The New Yorker won five National Magazine Awards yesterday, but that's hardly news: The New Yorker wins National Magazine Awards like the 1927 Yankees won baseball games. The real buzz out of the annual ceremony was that Martha Stewart, America's perkiest ex-convict, won two awards and showed up to get them despite being under house arrest.
"She is allowed out for 48 hours a week to do work, and this was a work-related moment," explained Stewart's spokeswoman, Samantha Schabel.
Martha Stewart Weddings took the award for general excellence for magazines with circulation between 250,000 and 500,000, and her Kids: Fun Stuff to Do Together won the award for design.
Two Washington-based magazines -- National Geographic and National Journal -- won the coveted awards, which are bestowed by the American Society of Magazine Editors and the Columbia University Graduate School of Journalism at New York's Waldorf-Astoria hotel.
National Geographic won the essays award for David Quammen's cover story "Was Darwin Wrong?" Quammen answered that question with a resounding no, concluding that "the evidence for evolution is overwhelming." The judges, noting that many Americans don't believe the theory of evolution, called the story "courageous."
"It was the best-selling newsstand issue in the magazine's history," said National Geographic Editor in Chief Chris Johns, "and to have it further validated by our peers is thrilling."
The National Journal -- a political magazine with a circulation of only about 13,000, much of it among Washington pols, lobbyists and reporters -- won the columns and commentary award for columns by Jonathan Rauch, including one on same-sex marriage and one on the McCain-Feingold campaign finance law. The judges called them "reasoned, heartfelt and persuasive even at their most contrarian."

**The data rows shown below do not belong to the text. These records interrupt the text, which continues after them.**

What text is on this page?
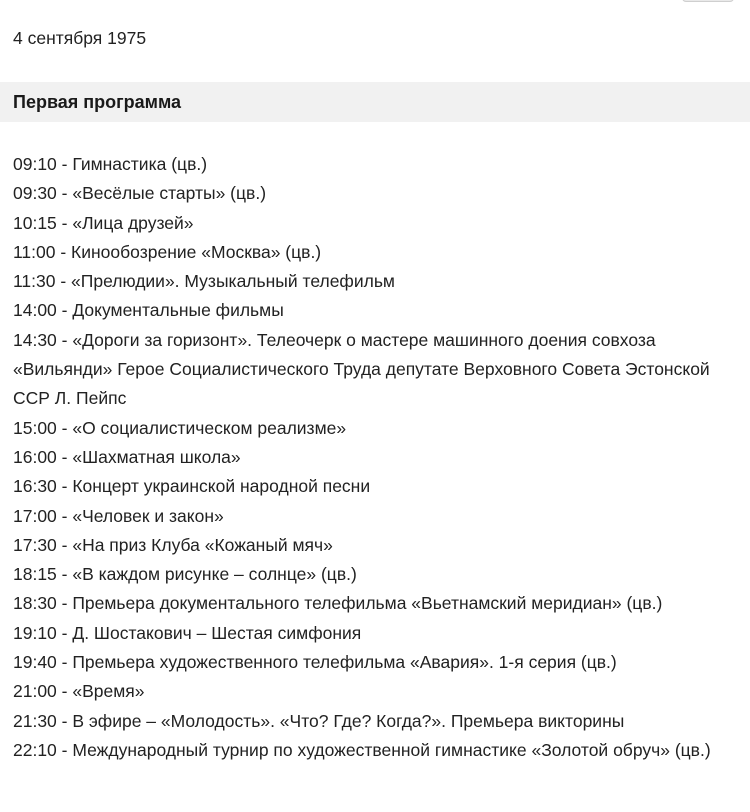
4 сентября 1975
Первая программа
09:10 - Гимнастика (цв.)
09:30 - «Весёлые старты» (цв.)
10:15 - «Лица друзей»
11:00 - Кинообозрение «Москва» (цв.)
11:30 - «Прелюдии». Музыкальный телефильм
14:00 - Документальные фильмы
14:30 - «Дороги за горизонт». Телеочерк о мастере машинного доения совхоза «Вильянди» Герое Социалистического Труда депутате Верховного Совета Эстонской ССР Л. Пейпс
15:00 - «О социалистическом реализме»
16:00 - «Шахматная школа»
16:30 - Концерт украинской народной песни
17:00 - «Человек и закон»
17:30 - «На приз Клуба «Кожаный мяч»
18:15 - «В каждом рисунке – солнце» (цв.)
18:30 - Премьера документального телефильма «Вьетнамский меридиан» (цв.)
19:10 - Д. Шостакович – Шестая симфония
19:40 - Премьера художественного телефильма «Авария». 1-я серия (цв.)
21:00 - «Время»
21:30 - В эфире – «Молодость». «Что? Где? Когда?». Премьера викторины
22:10 - Международный турнир по художественной гимнастике «Золотой обруч» (цв.)
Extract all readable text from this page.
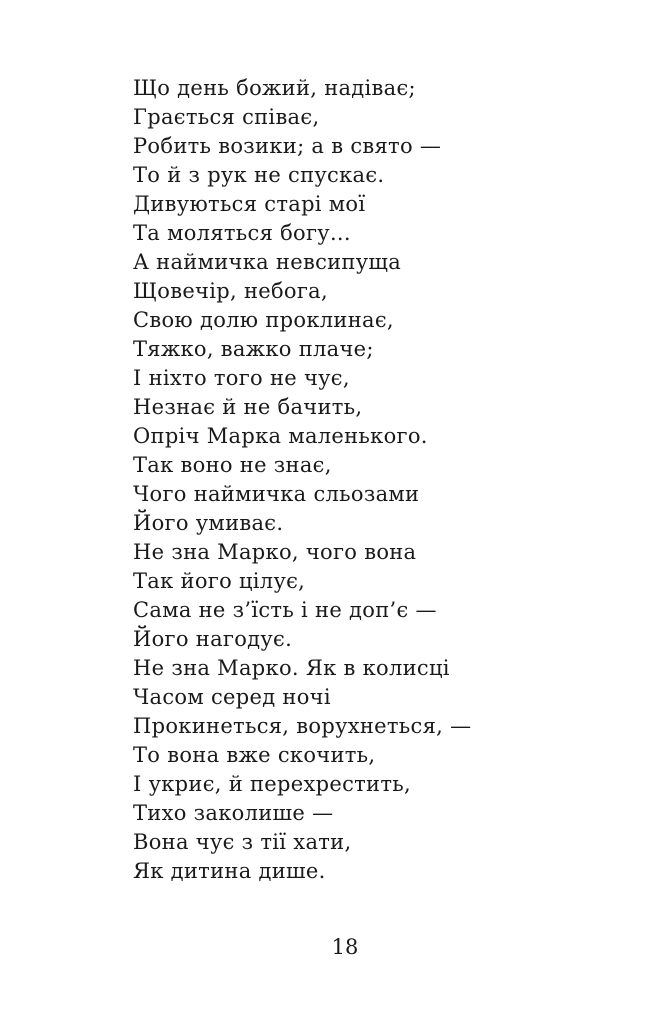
Що день божий, надіває;
Грається співає,
Робить возики; а в свято —
То й з рук не спускає.
Дивуються старі мої
Та моляться богу...
А наймичка невсипуща
Щовечір, небога,
Свою долю проклинає,
Тяжко, важко плаче;
І ніхто того не чує,
Незнає й не бачить,
Опріч Марка маленького.
Так воно не знає,
Чого наймичка сльозами
Його умиває.
Не зна Марко, чого вона
Так його цілує,
Сама не з’їсть і не доп’є —
Його нагодує.
Не зна Марко. Як в колисці
Часом серед ночі
Прокинеться, ворухнеться, —
То вона вже скочить,
І укриє, й перехрестить,
Тихо заколише —
Вона чує з тії хати,
Як дитина дише.
18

"I'm flabbergasted, basically," Rauch said by phone after winning. "I write a low-key, serious column. . . . That New York and the magazine industry noticed was a shock."
The New Yorker, which has won more awards than any other magazine in the contest's 40-year history, added five more trophies to its collection, which now numbers 44 -- more than double its nearest rival, the Atlantic, which has won 19.
The New Yorker won the general excellence award for magazines with a circulation between 1 million and 2 million. It also won prizes for reporting, reviews, profile writing and public interest.